One likely-controversial point: I do recommend a personal wearable device that can do HRV overnight.  Several of the Garmin watches can do so but not all, and the ones that can aren't the cheap options.  This data is unbelievably sensitive and can be used to identify things you don't know are trouble in your particular person; if you see an unexplained deviation it is real so put in the effort to find the cause.  For instance I have recently isolated and proved that I have a very mild allergy to peanuts.  I never knew this and it likely has been lifelong.  It doesn't produce any obvious symptoms but if I eat just one small spoonful of peanut butter a couple of hours before I go to bed it will materially harm my HRV overnight.  Eating a crap-ton of pork rinds and salsa with the same amount of time before bed, on the other hand (e.g. as a snack while watchin a movie) does nothing.  There is no way I could have isolated this otherwise.  I love peanut-butter milk stouts, as just one example -- guess who won't be drinking any more of them?

This sort of knowledge and device makes personal "challenge trials" of that kind, done in a "notch" fashion (that is, do it, don't do it then do it again and see if you get the deviation and then it goes away) very simple.  It will also show you the immediate and immutable impact of things like consuming alcohol and exactly how badly it "gets" you if you go out for a few rounds with your buds.  Finally it will warn you a solid day or more in advance if you're getting something (a virus, etc.) in that you'll see it in the data even though you didn't do anything the previous day to provoke the decline and know it.  If you're into athletic pursuits then this is obviously even better but even for those who are not, in my view this data is ridiculously useful and not obtainable in any other non-invasive way.

This sort of sub-clinical harm is likely a huge deal over time and yet there is exactly zero attention paid to it in the medical community nor will there ever be as there's no money in it.  These sorts of reactions are nasty because being sub-clinical it isn't obvious on the surface.

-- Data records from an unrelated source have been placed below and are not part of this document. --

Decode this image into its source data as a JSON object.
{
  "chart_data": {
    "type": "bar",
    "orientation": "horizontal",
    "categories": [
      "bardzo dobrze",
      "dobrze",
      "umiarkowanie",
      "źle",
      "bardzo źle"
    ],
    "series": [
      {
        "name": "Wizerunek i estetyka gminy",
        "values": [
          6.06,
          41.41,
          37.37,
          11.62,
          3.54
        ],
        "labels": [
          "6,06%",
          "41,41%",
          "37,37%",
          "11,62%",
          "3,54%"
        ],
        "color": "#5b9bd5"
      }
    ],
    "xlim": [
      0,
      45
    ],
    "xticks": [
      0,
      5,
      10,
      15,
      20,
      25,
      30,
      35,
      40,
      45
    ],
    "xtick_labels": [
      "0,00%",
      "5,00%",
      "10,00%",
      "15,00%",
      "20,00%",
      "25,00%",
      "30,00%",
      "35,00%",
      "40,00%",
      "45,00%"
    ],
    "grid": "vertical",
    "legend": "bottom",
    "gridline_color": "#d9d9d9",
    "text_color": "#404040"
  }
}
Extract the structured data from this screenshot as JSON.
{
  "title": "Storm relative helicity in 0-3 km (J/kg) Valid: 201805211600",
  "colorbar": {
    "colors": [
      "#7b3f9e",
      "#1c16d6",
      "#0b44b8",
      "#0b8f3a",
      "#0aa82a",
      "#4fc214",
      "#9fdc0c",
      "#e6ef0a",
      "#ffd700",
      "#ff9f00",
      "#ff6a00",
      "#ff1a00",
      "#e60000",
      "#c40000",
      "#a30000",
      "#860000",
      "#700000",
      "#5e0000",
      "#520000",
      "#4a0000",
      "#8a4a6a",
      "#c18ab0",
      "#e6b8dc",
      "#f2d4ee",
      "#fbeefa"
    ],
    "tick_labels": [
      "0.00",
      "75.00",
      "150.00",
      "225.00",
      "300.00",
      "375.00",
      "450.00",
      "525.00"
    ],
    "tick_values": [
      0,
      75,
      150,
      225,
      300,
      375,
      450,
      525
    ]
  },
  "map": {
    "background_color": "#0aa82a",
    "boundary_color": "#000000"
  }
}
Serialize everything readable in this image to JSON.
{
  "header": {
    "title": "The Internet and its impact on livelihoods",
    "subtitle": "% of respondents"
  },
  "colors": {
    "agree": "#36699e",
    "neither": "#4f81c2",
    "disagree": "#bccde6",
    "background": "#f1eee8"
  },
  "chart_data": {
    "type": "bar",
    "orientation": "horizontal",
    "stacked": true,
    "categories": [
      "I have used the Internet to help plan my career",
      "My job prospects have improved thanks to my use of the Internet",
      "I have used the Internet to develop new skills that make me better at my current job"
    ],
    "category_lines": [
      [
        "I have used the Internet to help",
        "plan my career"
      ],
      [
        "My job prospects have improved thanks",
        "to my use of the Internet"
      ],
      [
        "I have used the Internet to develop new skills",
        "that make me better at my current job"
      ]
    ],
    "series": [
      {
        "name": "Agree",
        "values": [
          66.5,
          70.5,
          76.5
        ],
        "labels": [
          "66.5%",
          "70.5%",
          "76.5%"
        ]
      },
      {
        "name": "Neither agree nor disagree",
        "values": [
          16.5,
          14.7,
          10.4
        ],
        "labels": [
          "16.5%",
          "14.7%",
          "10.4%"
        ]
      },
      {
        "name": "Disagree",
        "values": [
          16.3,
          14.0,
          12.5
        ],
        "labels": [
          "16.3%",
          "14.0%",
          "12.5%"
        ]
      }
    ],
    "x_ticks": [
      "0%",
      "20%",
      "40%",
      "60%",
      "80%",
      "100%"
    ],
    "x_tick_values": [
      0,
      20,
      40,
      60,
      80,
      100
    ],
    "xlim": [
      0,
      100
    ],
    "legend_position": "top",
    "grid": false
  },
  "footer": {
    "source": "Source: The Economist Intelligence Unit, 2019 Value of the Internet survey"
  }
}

Sub-clinical inflammation is likely responsible for a large percentage of long-term systemic damage including heart attacks, strokes and various and sundry autoimmune disorders of unknown origin or cause.  If you find these things and get them out of your life you avoid clinical exposure and the cost of it, never mind the personal debilitation.  There's absolutely no downside to that sort of knowledge and now you can obtain it with a bit of effort as the instrumentation on a personal basis is now within rational grasp.  I'd like it a lot if the price was lower but it isn't, and unlike the other things in the kit getting accurate data requires wearing the watch for a couple of weeks to get the baseline and then continuing to do so nightly, so its entirely-personal and thus you can't amortize the cost across multiple people in your household.  Garmin brought this to my Fenix 6x in August of last year and I have come to consider it a "must" personally, and well worth the money.

One very-important note: There are stand-alone devices that do this and most require some sort of subscription.  I consider these poor secondary substitutes for several reasons, with the most-serious being that they're not typically worn all the time and the subscription-style nonsense.  In short IMHO if you decide you want to try to exploit this knowledge Garmin, at present, is the go-to for doing so.